32 Dans ces conditions, il y a lieu de constater que, en exonérant de la TVA les importations et les acquisitions intracommunautaires d'armement, de munitions et de matériel à usage exclusivement militaire, autres que les aéronefs et les bateaux de guerre visés aux points 23 et 25 de l'annexe F de la sixième directive, dans sa version résultant de la directive 91/680, nonobstant les dispositions des articles 2, point 2, 14, 28 bis et 28 quater, B, de cette même directive, le royaume d'Espagne a manqué aux obligations qui lui incombent en vertu de ladite directive.

Décisions sur les dépenses


Sur les dépens

33 Aux termes de l'article 69, paragraphe 2, du règlement de procédure, toute partie qui succombe est condamnée aux dépens, s'il est conclu en ce sens.
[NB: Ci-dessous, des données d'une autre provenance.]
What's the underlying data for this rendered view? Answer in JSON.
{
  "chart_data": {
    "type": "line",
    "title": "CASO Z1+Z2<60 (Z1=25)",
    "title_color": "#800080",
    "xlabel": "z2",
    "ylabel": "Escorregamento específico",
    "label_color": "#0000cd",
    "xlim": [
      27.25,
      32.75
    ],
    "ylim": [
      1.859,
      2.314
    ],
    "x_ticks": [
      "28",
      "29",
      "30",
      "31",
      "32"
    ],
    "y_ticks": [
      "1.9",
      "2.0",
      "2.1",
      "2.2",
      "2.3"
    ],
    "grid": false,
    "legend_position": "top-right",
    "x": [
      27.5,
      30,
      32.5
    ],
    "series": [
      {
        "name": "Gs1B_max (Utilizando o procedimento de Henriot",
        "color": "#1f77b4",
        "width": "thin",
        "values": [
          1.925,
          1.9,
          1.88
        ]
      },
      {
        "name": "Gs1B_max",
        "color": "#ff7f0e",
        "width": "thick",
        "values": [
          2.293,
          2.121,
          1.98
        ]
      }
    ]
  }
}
Le royaume d'Espagne ayant succombé en ses moyens et la Commission ayant conclu à sa condamnation, il y a lieu de le condamner aux dépens.

Dispositif


Par ces motifs,

LA COUR

(sixième chambre)

déclare et arrête:

1) En exonérant de la taxe sur la valeur ajoutée les importations et les acquisitions intracommunautaires d'armement, de munitions et de matériel à usage exclusivement militaire, autres que les aéronefs et les bateaux de guerre visés aux points 23 et 25 de l'annexe F de la sixième directive 77/388/CEE du Conseil, du 17 mai 1977, en matière d'harmonisation des législations des États membres relatives aux taxes sur le chiffre d'affaires - Système commun de taxe sur la valeur ajoutée: assiette uniforme, dans sa version résultant de la directive 91/680/CEE du Conseil, du 16 décembre 1991, complétant le système commun de la taxe sur la valeur ajoutée et modifiant, en vue de l'abolition des frontières fiscales, la directive 77/388, nonobstant les dispositions des articles 2, point 2, 14, 28 bis et 28 quater, B, de cette même directive, le royaume d'Espagne a manqué aux obligations qui lui incombent en vertu de ladite directive.

2) Le royaume d'Espagne est condamné aux dépens.